3 Christianity was strong by 400AD, but was almost completely wiped out by the Muslim conquest in the 7th Century. The Queen of Sheba reigned in Yemen and sought wisdom from Solomon three millennia ago. May the modern people of Sheba seek after the wisdom from God as is promised in Isaiah 60:6.

4 It is illegal for non-Muslims to proselytize and for Muslims to become Christians. Yet through radio broadcasts, tactful faith-sharing and the Lord's intervention maybe 100 or so Yemenis have trusted in Christ. For Yemenis it is dangerous to openly become a believer in Jesus because of the many social pressures brought to bear on those who do. Pray that pressures may ease to give Yemenis the freedom to come to Christ and to meet for fellowship. Pray for the conversion of their families, for it is from them that the worst persecution comes.

5 Most Christians are expatriates. Many are Ethiopian refugees, among whom are several thriving evangelical congregations. Others are Westerners and South and East Asians in secular jobs or serving with some humanitarian NGOs that are permitted to minister in the country.
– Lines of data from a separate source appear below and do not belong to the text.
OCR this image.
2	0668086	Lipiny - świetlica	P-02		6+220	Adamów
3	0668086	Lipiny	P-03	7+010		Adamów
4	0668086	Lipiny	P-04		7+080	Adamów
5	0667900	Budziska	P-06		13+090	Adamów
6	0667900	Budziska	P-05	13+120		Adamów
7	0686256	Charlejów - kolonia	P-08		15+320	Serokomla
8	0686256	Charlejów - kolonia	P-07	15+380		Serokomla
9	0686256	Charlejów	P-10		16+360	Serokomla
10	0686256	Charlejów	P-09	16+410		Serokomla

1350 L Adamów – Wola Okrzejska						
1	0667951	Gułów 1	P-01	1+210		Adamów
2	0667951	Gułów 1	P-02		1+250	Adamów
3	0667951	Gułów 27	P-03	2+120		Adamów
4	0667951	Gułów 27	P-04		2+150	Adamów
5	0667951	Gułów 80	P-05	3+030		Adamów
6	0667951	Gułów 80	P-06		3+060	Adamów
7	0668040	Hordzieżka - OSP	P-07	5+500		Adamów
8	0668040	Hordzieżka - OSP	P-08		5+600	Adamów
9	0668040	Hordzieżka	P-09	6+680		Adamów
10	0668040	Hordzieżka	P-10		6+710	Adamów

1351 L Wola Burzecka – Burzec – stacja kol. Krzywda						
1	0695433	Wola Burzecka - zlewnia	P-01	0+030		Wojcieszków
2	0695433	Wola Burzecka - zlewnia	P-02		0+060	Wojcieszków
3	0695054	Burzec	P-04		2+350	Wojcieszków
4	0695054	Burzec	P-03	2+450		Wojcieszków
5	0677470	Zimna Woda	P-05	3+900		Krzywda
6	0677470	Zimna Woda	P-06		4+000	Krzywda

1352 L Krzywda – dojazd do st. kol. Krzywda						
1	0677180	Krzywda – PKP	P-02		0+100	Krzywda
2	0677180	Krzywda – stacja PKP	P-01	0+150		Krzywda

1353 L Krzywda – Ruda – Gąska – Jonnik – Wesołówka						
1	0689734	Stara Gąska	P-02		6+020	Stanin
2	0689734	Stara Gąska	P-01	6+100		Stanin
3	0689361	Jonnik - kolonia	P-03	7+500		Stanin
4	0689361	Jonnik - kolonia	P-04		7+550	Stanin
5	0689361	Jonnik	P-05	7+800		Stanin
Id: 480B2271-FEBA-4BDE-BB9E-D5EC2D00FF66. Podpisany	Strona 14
A church in Aden has been restored to the Christians for worship and wider community service. Pray that expatriate believers may maintain their spiritual growth in the face of many attacks from the enemy of souls through discouragement, sickness, isolation from the wider Christian family, and constant threats to their presence in the land. A number have been kidnapped for brief periods in recent years.

6 There are a widening range of opportunities for expatriates to serve the Lord in business, education, health and development programmes. However corruption, official extortion, unrest, archaic laws and poor infrastructure drain time and resources. Pray for Asian, Western and other Christians to respond to God's call to this land and for them to have good opportunity to live and testify for Christ.

7 Yemen is one of the world's least evangelized countries. Pray for salvation to come to:

a) The Northern tribes – including the people of Sana'a, the capital, and the peoples of the northern mountains and north-eastern deserts. Many are semi-nomadic.

b) The Central Yemenis, the key cities being Taiz and Ibb.

c) The Tihama Arabs of the coastal plains. Many Gulf War returnees were settled in this region. The key city is Hodeida.

d) The Southern Yemenis of the cosmopolitan city of Aden and those of the Hadhramaut area (both Arab and Mahri).

e) The Soqotri islanders, who were nominally Christians until the 17th Century. There are no known Christians on this isolated Indian Ocean island.

f) Yemeni women – their lot is harsh, their opportunities for education and a life outside the home limited. How will they hear about Jesus and learn to live for Him?

g) The South Asians – many are traders and artisans in Aden. Most are Muslim or Hindu, some are Catholic Christians; also the 1,000 or so remaining Yemeni Jews.

h) The Somalis, many of whom are Yemeni residents, others refugees. A few have come to faith but most remain unevangelized.

8 Christian media for prayer:

a) Bible translation – there is need for Yemeni Arabic, Soqotri and Mahri Bibles.

b) Bible and literature distribution – this is not easy, but tactfully possible – many desire an opportunity to read the Bible.

c) The JESUS film – now available in several key languages, but opportunities to show the film or distribute the video are limited. Audio cassettes of Christian music, Scriptures, etc., are available.

d) Christian Radio. Broadcasts by FEBA-Seychelles (15 hrs/wk) and TWR-Cyprus (9 hrs/wk) in Arabic are clearly received. Many are regular listeners, and this has raised interest levels. Pray for lasting fruit and living fellowships of believers to result. FEBA also broadcasts 3.5 hrs/wk in Somali. Pray that SAT-7 may also be available. Many homes have satellite dishes, but only some can access existing broadcasts.